Clinical Implications: Clinicians should avoid overpromising psychosocial benefits and incorporate validated measures with longer follow-up in practice and research. Shared decision-making should include discussion of uncertain long-term mental health and QoL outcomes.

Key Findings

  • 17 prospective controlled studies were included after systematic screening and double risk assessment
  • Short-term improvements in area-specific satisfaction, self-esteem, and sexual/physical well-being were suggested
  • Evidence for mental health, holistic body image, QoL, and social functioning was limited and inconclusive; few studies extended beyond 6 months
  • Overall methodological quality of included studies was poor with substantial heterogeneity

Methodological Strengths

  • Stringent inclusion of prospective controlled studies with validated psychosocial measures
  • Dual independent screening and double risk-of-bias assessment (EPHPP tool)

Limitations

  • High heterogeneity across designs, controls, outcomes, and analyses limits pooling and inference
  • Overall poor study quality and scarce long-term (beyond 6 months) data

Future Directions: Pre-registered, adequately powered, controlled studies with standardized, validated psychosocial outcomes and ≥12-month follow-up are needed to inform counseling and policy.

3. Efficacy and Safety of Ruxolitinib Cream in Vitiligo by Patient Characteristic Subgroups: Descriptive Pooled Analysis From Two Phase 3 Studies.

52.5Level IICohortDermatology and therapy · 2025PMID: 40156697

Pooled phase 3 post hoc analysis (n=674) showed that 50.3% of continuous ruxolitinib users achieved F-VASI75 at Week 52 versus 28.2% after crossover, with consistent efficacy across age, sex, Fitzpatrick type, disease duration/stability, and prior treatment. Safety and treatment-related AE rates were similar across subgroups.

Impact: Supports broad applicability of topical JAK1/2 inhibition for vitiligo repigmentation across diverse patient profiles, informing equitable access and counseling.
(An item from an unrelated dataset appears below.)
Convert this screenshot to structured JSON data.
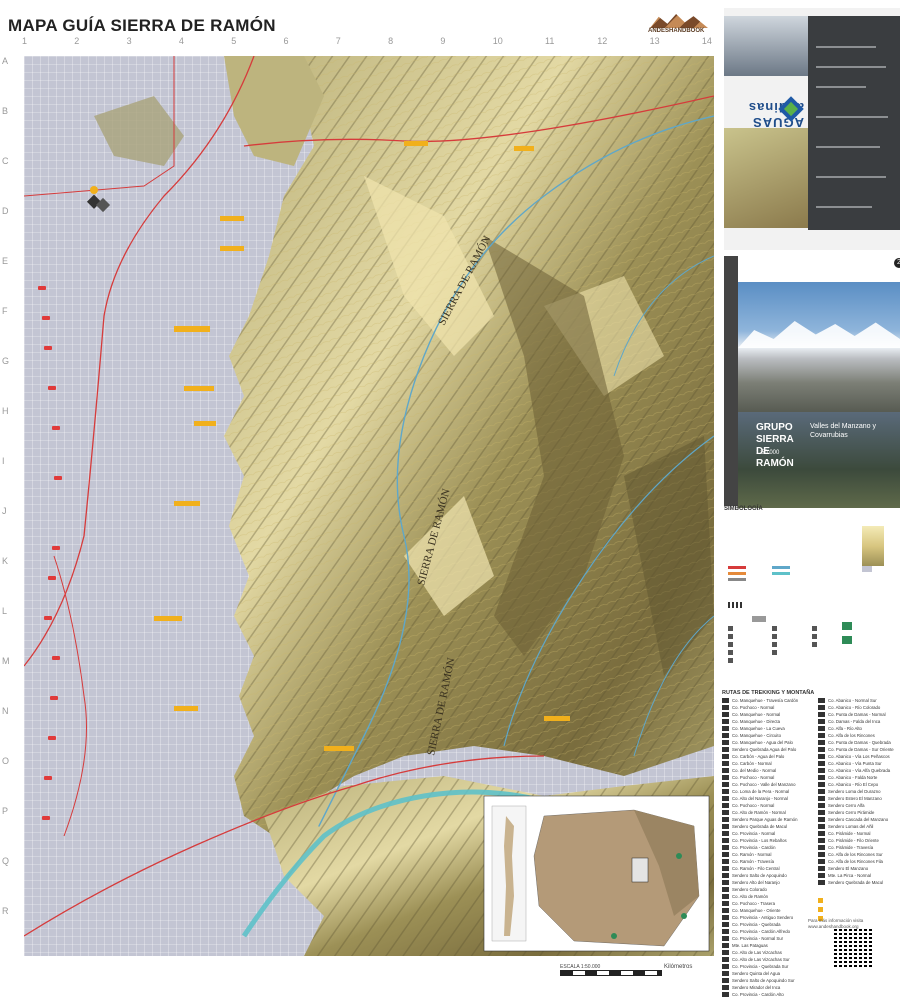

Clinical Implications: Topical ruxolitinib can be considered across adolescent and adult patients regardless of demographics or baseline disease features; clinicians should set expectations for a year-long course and monitor for generally mild AEs.

Key Findings

  • At Week 52, F-VASI75 was achieved by 50.3% with continuous ruxolitinib vs 28.2% after crossover from vehicle
  • Efficacy observed across subgroups by age, sex, Fitzpatrick skin type, disease duration/stability, and prior treatment
  • TEAEs in 52.1% and treatment-related AEs in 13.7%, with similar rates across demographics

Methodological Strengths

  • Large pooled dataset from two phase 3 randomized trials with standardized outcome (F-VASI)
  • One-year follow-up enables assessment of sustained repigmentation

Limitations

  • Post hoc, descriptive subgroup analyses without multiplicity control
  • Crossover design after Week 24 complicates comparative inference at Week 52

Future Directions: Prospective stratified trials and real-world studies should confirm subgroup effects, durability beyond 1 year, and optimize combination regimens (e.g., phototherapy).